The progress of learning

LIHUE — As Dirk Soma prepares for the Native Hawaiian Educational Summit, he’s looking forward to informing Kauai’s people about educational progress throughout the island.

“We hope to accomplish a couple of things. The first is to provide information to our community about the status of Native Hawaiians in education,” said the Kauai Island Chair for the Native Hawaiian Education Council. “Two, we want to provide the community with information regarding policies about the Department of Education, the University of Hawaii system and at the national level.”

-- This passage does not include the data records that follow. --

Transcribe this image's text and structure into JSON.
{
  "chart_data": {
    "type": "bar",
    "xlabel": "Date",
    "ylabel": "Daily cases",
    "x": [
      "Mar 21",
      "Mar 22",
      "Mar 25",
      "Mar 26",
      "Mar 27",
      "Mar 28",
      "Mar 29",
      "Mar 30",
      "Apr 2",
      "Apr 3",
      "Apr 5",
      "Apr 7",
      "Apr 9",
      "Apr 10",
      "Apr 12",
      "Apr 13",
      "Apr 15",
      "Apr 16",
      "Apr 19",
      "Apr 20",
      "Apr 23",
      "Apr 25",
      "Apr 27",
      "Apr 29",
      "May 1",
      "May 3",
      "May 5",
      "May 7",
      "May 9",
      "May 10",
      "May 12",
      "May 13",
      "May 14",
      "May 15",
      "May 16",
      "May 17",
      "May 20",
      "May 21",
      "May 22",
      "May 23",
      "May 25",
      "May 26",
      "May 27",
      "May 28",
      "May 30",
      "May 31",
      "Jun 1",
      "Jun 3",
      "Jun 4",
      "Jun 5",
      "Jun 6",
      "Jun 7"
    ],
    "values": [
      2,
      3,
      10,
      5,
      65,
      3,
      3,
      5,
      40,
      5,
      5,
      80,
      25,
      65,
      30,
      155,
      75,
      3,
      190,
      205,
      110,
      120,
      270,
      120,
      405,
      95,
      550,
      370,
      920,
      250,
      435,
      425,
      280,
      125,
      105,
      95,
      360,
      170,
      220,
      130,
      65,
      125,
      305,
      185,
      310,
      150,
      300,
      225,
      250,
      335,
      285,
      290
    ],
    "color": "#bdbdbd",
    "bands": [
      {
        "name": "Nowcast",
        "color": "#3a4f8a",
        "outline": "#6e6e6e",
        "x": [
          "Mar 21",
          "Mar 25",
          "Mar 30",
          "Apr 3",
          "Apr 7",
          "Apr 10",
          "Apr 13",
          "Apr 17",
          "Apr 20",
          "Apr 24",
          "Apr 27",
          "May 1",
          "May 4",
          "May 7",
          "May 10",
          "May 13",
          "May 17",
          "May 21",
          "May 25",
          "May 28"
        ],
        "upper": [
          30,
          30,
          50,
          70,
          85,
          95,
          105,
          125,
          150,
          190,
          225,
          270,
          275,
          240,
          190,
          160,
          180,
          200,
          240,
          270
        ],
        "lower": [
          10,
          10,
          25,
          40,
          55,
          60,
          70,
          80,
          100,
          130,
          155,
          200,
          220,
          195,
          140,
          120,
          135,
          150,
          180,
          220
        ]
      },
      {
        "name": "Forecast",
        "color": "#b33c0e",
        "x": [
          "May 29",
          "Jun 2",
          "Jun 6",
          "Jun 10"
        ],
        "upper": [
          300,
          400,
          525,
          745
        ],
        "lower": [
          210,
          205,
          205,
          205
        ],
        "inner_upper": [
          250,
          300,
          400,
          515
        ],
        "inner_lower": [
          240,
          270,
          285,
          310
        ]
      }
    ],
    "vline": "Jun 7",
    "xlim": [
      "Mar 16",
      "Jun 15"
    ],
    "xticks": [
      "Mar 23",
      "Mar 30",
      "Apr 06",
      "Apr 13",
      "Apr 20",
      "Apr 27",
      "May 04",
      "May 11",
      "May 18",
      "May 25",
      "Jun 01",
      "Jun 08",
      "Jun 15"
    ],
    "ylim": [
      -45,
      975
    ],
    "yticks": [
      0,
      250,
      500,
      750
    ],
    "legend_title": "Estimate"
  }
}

Set to take place at Kauai Community College’s Cafeteria and Business Education buildings on May 16, the summit is also meant to provide a forum to discuss the issues, challenges, successes and opportunities facing the community in regards to Hawaiian students and recommend possible solutions to help students grow, according to Soma.

“We also want to provide the community the opportunity to voice their concerns in regards to access to educational services, quality of education and educational opportunities,” he said.

The meeting will begin with a general session about the current state of Native Hawaiian education by Dr. Lisa Watkins Victorino, director of research for the Office of Hawaiian Affairs.

The session will be followed by five breakout sessions that will run concurrently to discuss Kauai’s education in its five categories, which are pre-K, elementary education, middle and high school and post-secondary education.

The summit will continue with lunch and speeches by keynote speakers Kimo Perry, director of Project Waialeale, and Tia Koerte, the head of the charter school Ke Kula Niihau o Kekaha, who will provide insight about education’s importance.

A second general session will include a panel presentation on educational policy. Topics will include current and future policy initiatives being introduced and implemented within the state Department of Education, the UH system and the nation that will impact Hawaiian students.

In order for people to register they must go to Native Hawaiian Education Council’s website as there is only room for 150 participants.

The summit will begin with registration and a continental breakfast from 9 until 9:30 a.m. and finish at 4 p.m. Guest speakers will include Kauai Complex Area Superintendent Bill Arakaki, KCC Chancellor Helen Cox and NHEC Executive Director Sylvia Hussey.